Vier Bedingungen des Daseins
Damit das Dasein und die Wesen fortdauern können, sind vier Nahrungsquellen im Sinne von »Bedingung« für das Dasein nötig:
1. Essen und Trinken
2. Kontakt der Sinnesorgane – einschließlich Geist – mit der Außenwelt
3. Bewusstsein
4. geistiges Wollen oder Wille
»Geistiges Wollen« ist der Wille zu leben, fortzudauern, immer da zu sein, mehr und mehr zu werden. »Geistiges Wollen« ist die Wurzel der Fortdauer und des Daseins; sie drängt voran durch gute und böse Taten.
Erinnerst du dich? Buddha sagte: »Wollen« ist Karma. Erst nachdem man gewollt hat, handelt man durch Worte und Taten.
Die Nahrung für »Geistiges Wollen« sind die bereits oben genannten drei Formen des »Durstes«:
1. Durst nach den Lüsten der Sinne
2. Durst nach Dasein und Werden
3. Durst nach Nicht-Dasein, Selbstvernichtung
Mit den Worten »Durst«, »Wille«, »geistiges Wollen« und Karma wird daher immer das gleiche bezeichnet, nämlich: das Begehren, das Verlangen, der Wille zu sein, zu leben, wieder aufs neue zu leben, immer mehr und mehr zu werden, zu wachsen und anzuhäufen.
Dies ist die wahre Ursache für die Entstehung von dukkha.

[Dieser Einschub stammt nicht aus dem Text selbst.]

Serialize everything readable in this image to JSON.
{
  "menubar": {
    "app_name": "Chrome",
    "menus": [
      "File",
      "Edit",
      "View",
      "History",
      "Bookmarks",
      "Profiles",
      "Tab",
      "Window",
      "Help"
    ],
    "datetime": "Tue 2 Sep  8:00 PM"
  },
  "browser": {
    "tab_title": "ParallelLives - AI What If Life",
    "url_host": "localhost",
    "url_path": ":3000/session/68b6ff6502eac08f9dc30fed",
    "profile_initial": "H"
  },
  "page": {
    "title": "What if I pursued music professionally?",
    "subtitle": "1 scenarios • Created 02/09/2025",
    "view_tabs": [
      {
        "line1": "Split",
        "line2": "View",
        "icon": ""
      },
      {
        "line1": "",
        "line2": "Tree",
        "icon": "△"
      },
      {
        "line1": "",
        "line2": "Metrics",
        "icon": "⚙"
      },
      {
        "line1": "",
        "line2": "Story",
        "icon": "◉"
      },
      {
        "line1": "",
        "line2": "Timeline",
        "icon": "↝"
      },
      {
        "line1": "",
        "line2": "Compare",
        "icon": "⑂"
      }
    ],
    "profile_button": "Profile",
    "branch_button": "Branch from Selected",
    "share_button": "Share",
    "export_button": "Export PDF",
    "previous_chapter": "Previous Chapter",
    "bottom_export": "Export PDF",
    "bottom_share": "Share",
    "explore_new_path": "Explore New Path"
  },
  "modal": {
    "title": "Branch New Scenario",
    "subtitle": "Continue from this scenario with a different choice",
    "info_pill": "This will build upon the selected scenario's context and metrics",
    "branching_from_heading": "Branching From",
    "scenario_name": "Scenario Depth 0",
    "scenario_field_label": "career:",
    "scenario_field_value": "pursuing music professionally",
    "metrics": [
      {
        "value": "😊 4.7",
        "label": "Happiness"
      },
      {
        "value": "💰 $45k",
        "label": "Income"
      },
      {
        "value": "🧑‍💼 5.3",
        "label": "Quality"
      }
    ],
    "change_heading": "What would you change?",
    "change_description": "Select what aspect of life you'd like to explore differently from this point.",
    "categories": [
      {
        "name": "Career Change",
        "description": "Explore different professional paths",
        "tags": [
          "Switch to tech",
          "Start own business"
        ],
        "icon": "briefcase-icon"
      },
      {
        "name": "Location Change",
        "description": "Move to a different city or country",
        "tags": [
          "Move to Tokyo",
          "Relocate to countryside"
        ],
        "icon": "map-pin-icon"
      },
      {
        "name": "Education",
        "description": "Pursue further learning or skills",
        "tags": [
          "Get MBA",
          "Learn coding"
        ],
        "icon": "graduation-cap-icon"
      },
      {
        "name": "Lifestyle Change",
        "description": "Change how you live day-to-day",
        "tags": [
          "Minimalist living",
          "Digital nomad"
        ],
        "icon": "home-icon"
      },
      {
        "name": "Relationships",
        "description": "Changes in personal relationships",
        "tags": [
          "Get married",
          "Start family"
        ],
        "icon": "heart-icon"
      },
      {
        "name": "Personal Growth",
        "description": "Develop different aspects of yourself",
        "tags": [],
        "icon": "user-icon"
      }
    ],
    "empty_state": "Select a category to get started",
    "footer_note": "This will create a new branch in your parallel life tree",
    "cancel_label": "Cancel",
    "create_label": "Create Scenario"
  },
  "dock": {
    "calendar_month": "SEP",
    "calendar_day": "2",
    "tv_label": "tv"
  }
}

Sie ist tief verwurzelt in den Geistformationen, der vierten Gruppe der fünf Daseinsgruppen, aus denen ein Lebewesen besteht.
Ursache von dukkha
Einer der wichtigsten Punkte in Buddhas Lehre ist, zu erkennen und zu verstehen: dukkha entsteht in dukkha selbst und nicht außerhalb.
Die Vernichtung, die Erlösung von dukkha liegt ebenfalls in dukkha selbst und nicht außerhalb.
Natur von Entstehen und Vergehen
Dazu findet sich in den ursprünglichen Pali-Texten folgende Formulierung: »Was auch immer die Natur des Entstehens hat, hat auch die Natur des Vergehens.«
Dukkha (die fünf Daseinsgruppen) hat also in sich selbst den Ursprung, den Samen, die Anlage zu seiner eigenen Entstehung und Vernichtung.
Karma-Lehre und Wiedergeburt
Das Wort »Karma« wird oft falsch verstanden und ausgelegt. Es heißt wörtlich zwar »Handeln«, »Tun«, hat jedoch in der buddhistischen Karma-Lehre eine besondere Bedeutung: »Willenshandlung«.
Damit ist aber nicht das Ergebnis von Karma gemeint. Im Buddhismus wird streng zwischen Karma und der Wirkung von Karma unterschieden, die »Ergebnis« oder »Frucht« von Karma genannt wird.
Die Karma-Lehre ist die Lehre von Ursache und Wirkung.
»Wollen« ist Karma. Gutes Karma hat gute Ergebnisse und schlechtes Karma hat schlechte Ergebnisse.
Aber ob gutes oder schlechtes Karma: Das Ergebnis oder die Wirkung von Karma, hat die Kraft, in guter oder schlechter Richtung fortzudauern und weiterzuwirken innerhalb des Kreislaufes der Wiedergeburtsdauer (samsara).
Für einen Heiligen aber gibt es keine Wiedergeburt oder ansammeln von Karma. Der Heilige ist erlöst von der Illusion, der falschen Vorstellung eines »Ich« oder »Selbst«, frei vom »Durst« nach Werden, Fortdauer und frei von allen Unreinheiten.
Aber wie kann die Wirkung oder das Ergebnis einer Willenshandlung fortdauern oder sogar in einem Leben nach dem Tod bestehen? Dafür muss erst geklärt werden, was im Buddhismus der Tod ist.
Was ist der Tod?
Wie du bereits weißt, ist ein Lebewesen nur eine Verbindung von körperlichen und geistigen Kräften oder Energien.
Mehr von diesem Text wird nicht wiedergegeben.